Ø Pengkajian gejala dan keluhan
disfungsi urine
1. Bisakah
menahan kemih sebelum mencapai toilet ? (berapa lama) bagaimana bila batuk dan
sejenisnya ?
2. Apakah
perlu selalu bangun berkemih malam hari ?
3. Setelah
berkemih apakah merasa tidak lampias ?
4. (pria)
: sulit mulai berkemih
Ø Pengkajian inkontinensia
1. Kapan
mulainya ?
2. Apa
tindakan anda untuk mengatasinya ? (dengan cara membatasi minum/sering
berkemih)
3. Adakah
sesuatu hal tertentu yg memperburuk atau dapat menguranginya ?
4. Apakah
sakit waktu berkemih ?
5. (wanita)
: adakah merasa tekanan di daerah panggul ?

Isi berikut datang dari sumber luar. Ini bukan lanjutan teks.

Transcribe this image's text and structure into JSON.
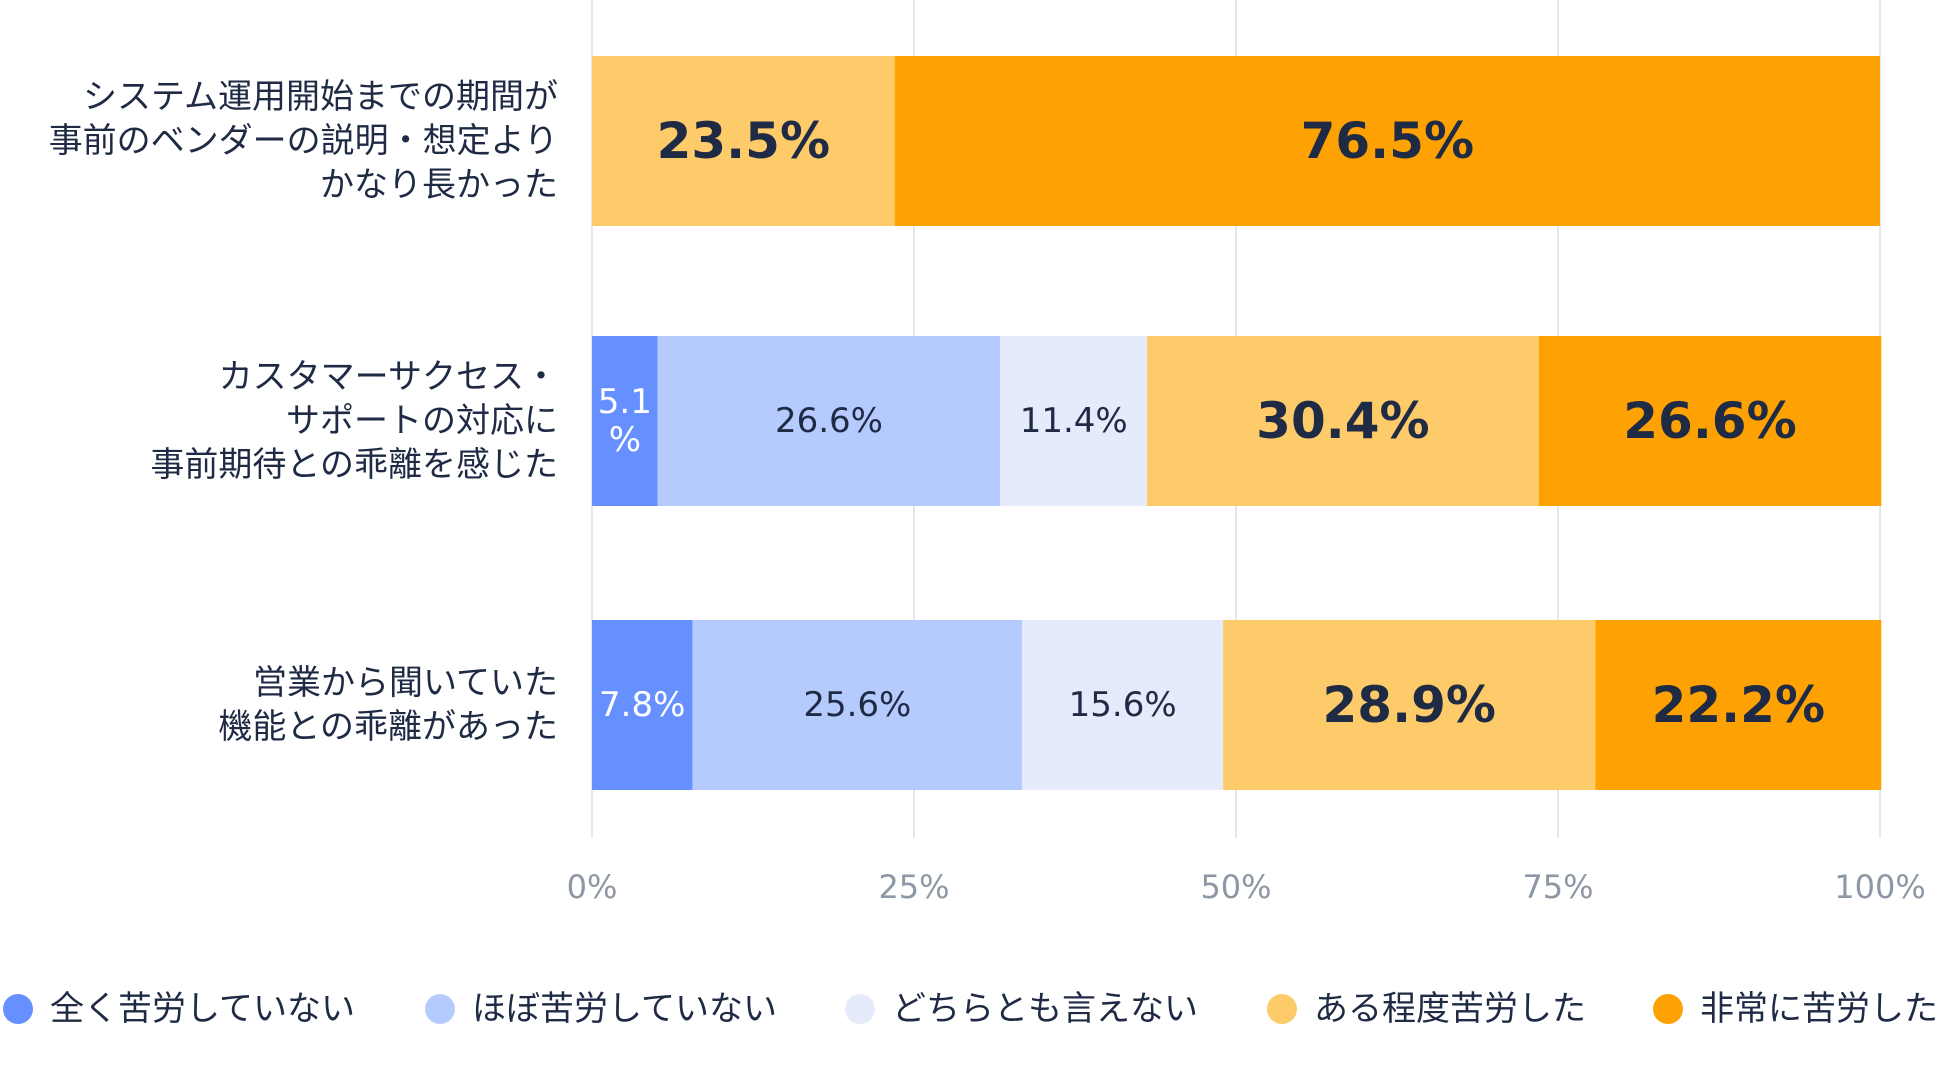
{
  "chart_data": {
    "type": "bar",
    "orientation": "horizontal",
    "stacked": true,
    "percent_stacked": true,
    "categories": [
      [
        "システム運用開始までの期間が",
        "事前のベンダーの説明・想定より",
        "かなり長かった"
      ],
      [
        "カスタマーサクセス・",
        "サポートの対応に",
        "事前期待との乖離を感じた"
      ],
      [
        "営業から聞いていた",
        "機能との乖離があった"
      ]
    ],
    "series": [
      {
        "name": "全く苦労していない",
        "color": "#6690ff",
        "text_color": "#ffffff",
        "emphasis": false,
        "values": [
          0,
          5.1,
          7.8
        ],
        "labels": [
          "",
          "5.1%",
          "7.8%"
        ]
      },
      {
        "name": "ほぼ苦労していない",
        "color": "#b6cbfd",
        "text_color": "#1f2a44",
        "emphasis": false,
        "values": [
          0,
          26.6,
          25.6
        ],
        "labels": [
          "",
          "26.6%",
          "25.6%"
        ]
      },
      {
        "name": "どちらとも言えない",
        "color": "#e6ebfb",
        "text_color": "#1f2a44",
        "emphasis": false,
        "values": [
          0,
          11.4,
          15.6
        ],
        "labels": [
          "",
          "11.4%",
          "15.6%"
        ]
      },
      {
        "name": "ある程度苦労した",
        "color": "#fecb6b",
        "text_color": "#1f2a44",
        "emphasis": true,
        "values": [
          23.5,
          30.4,
          28.9
        ],
        "labels": [
          "23.5%",
          "30.4%",
          "28.9%"
        ]
      },
      {
        "name": "非常に苦労した",
        "color": "#fea203",
        "text_color": "#1f2a44",
        "emphasis": true,
        "values": [
          76.5,
          26.6,
          22.2
        ],
        "labels": [
          "76.5%",
          "26.6%",
          "22.2%"
        ]
      }
    ],
    "xlim": [
      0,
      100
    ],
    "ticks": [
      0,
      25,
      50,
      75,
      100
    ],
    "tick_labels": [
      "0%",
      "25%",
      "50%",
      "75%",
      "100%"
    ],
    "grid": true,
    "legend_position": "bottom",
    "title": "",
    "xlabel": "",
    "ylabel": ""
  }
}
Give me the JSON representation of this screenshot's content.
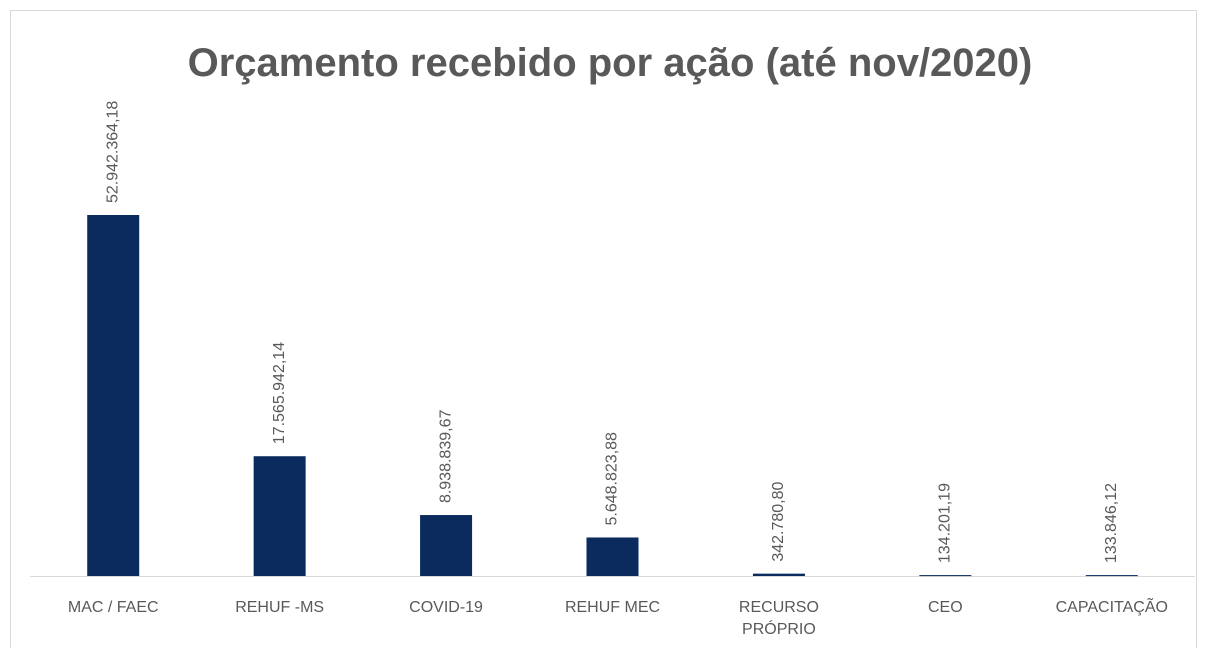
{
  "chart_data": {
    "type": "bar",
    "title": "Orçamento recebido por ação (até nov/2020)",
    "categories": [
      "MAC / FAEC",
      "REHUF -MS",
      "COVID-19",
      "REHUF MEC",
      "RECURSO PRÓPRIO",
      "CEO",
      "CAPACITAÇÃO"
    ],
    "values": [
      52942364.18,
      17565942.14,
      8938839.67,
      5648823.88,
      342780.8,
      134201.19,
      133846.12
    ],
    "value_labels": [
      "52.942.364,18",
      "17.565.942,14",
      "8.938.839,67",
      "5.648.823,88",
      "342.780,80",
      "134.201,19",
      "133.846,12"
    ],
    "color": "#0b2a5e"
  }
}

Ø Pengkajian tentang rasa takut,
sikap, konskuensi psikososial
1. Sudahkan
mencari pengobatan ?
2. Apakah
merasa selalu perlu berada dekat dengan toilet ?
3. Apakah
menghindari bepergian karena hal itu ?
c. pengkajian sistem pernapasan
Pengkajian
sistem pernapasan dilakukan atas dasar pemahaman terhadap proses penuaan yg
terjadi pada sistem pernapasan. Hal ini mencakup :
a.
Perubahan pada saluran pernapasan atas
b.
Diameter dinding
c.
Dinding dada kaku
Bentuk
kelainan yg dikaji meliputi adanya pernapasan dengan menggunkan otot napas
tambahan, pernapasan yg memerlukan tenaga, pernapasan yg kurang efisien,
menurunnya refleks batuk, serta lansia menjadi lebih rentan terhadap infeksi
saluran nafas bagian bawah (ISPB). Adapun faktor resiko yg ditemukan antara
lain berupa merokok, polusi udara, atau polusi akibat keterpaparan (exposure) dari lingkungan pekerjaan
seperti asbestosis.
d.
pengkajian mobilitas
Pengkajian
mobilitas dilakukan atas dasar pemahaman terhadap prosespenuaan yg terjadi pada
mobilitas. Hal ini mencakup :
a.
Berkurangnya massa otot
b.
Jaringan ikat mengalami perubahan
degeneratif
c.
Osteoporosis
d.
Perubahan pada susunan saraf
Bentuk
keelainan yg dikaji meliputi adanya penurunan kekuatan, daya tahan, koordinasi
gerak otot, adanya hambatan gerak sendi, rawan jatuh dan rawan fraktur. Adapun
faktor resiko yg ditemukan antara lain berupa osteoporosis terutama pada
wanita, mereka yg kurang bergerak, serta lansia dengan kelainan kekurangan
kalsium, gangguan ini sring menyerang tulang-tulang kecil terutama ditemukan
pada mereka yg bertubuh kurus.
e.
pengkajian sistem kulit/ integument
Pengkajian
sistem kulit/ integumen dilakukan atas dasr pemahaman terhadap proses penuaan
yg terjadi pada sistem kulit/ integumen. Hal ini mencakup :
a.
Pertumbuhan epidemis melambat, kulit
kering, epidemis menipis
b.
Berkurangnya vaskularisasi
c.
Berkurangnya melanosit dan
kelenjar-kelenjar pada kulit
Bentuk
kelainan yg dikaji meliputi adanya kulit kering, keriput, luka sulit menyembuh,
mudah mengalami luka bakar serta trauma dan infeksi. Selain itu, biasanya juga
terdapat adanya perubahan termoregulasi, peka terhadap kanker kulit, dan kuku
mengalami trauma/ injuri. Adapun faktor resiko yg biasa ditemukan antara
lainberupa : terkena sinar ultraviolet, frekuensi kebiasaan mandi, serta
keterbatasan aktivitas.
f.
pengkajian pola tidur
Pengkajian
pola tidur dilakukan atas dasar pemaham terhadap proses penuaan yg terjadi pada
pengkajian pola tidur . hal ini mencakup perubahan siklus tidurseiring penuaan.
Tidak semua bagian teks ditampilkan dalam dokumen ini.